Persoalan pokok, dalam manajemen arus kas adalah bagaimana perusahaan mempunyai cukup uang kas, agar dapat memenuhi kebutuhan pembayaran yang timbul. Untuk mencapai tujuan ini. Diperlukan setidaknya dua hal.

Pertama, Perusahaan harus dapat memprediksi secara tepat, jumlah saldo kas untuk satu peridode tertentu. Artinya, perlu ada catatan arus kas yang masuk atau keluar.

Kedua, Perusahaan harus melakukan sinkronisasi secara tepat, penerimaan dan pengeluaran kas. Jadi, prediksi jumlah saldo kas untuk suatu periode tertentu merupakan hal yang pokok dalam manajemen kas, karena dari prediksi ini dapat diperkirakan kapan perusahaan akan mengalami kekurangan kas, dan kapan perusahaan akan mengalami kelebihan kas.

Pada saat perusahaan diperkirakan akan mengalami kekurangan uang kas, diperlukan dana tambahan misalnya utang. Tujuaanya agar saldo kas tidak aktif.
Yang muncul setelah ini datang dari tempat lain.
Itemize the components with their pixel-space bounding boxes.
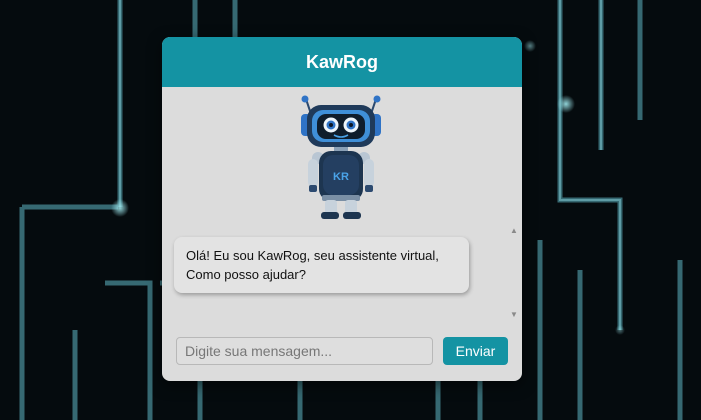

Sebaliknya, jika diperkirakan perusahaan mengalami kelebihan kas. Perusahaan tersebut dapat mempergunakan kelebihan kas ini untuk melakukan pembayaran – pembayaran utang atau investasi sementara.

Sinkronisasi penerimaan dan pengeluaran kas berkaitan dengan masalah ketidakteraturan dari arus kas masuk dan keluar. Beberapa dari arus kas keluar adalah teratur. Sedangkan beberapa hal lain, pola pembayarannya tak teratur.

Demikian pula dengan pola penerimaan kas masuk. Agar pola penerimaan dan pengeluaran kas dapat teratur, perusahaan harus dapat mengontrolnya.

Cara yang dapat dilakukan adalah dengan mempercepat penagihan piutang dan memperlambat atau mengontrol pengeluaran kas. Jika perusahaan dapat menerapkan cara-cara ini, maka perusahaan dapat meminimumkan investasinya dalam likuid.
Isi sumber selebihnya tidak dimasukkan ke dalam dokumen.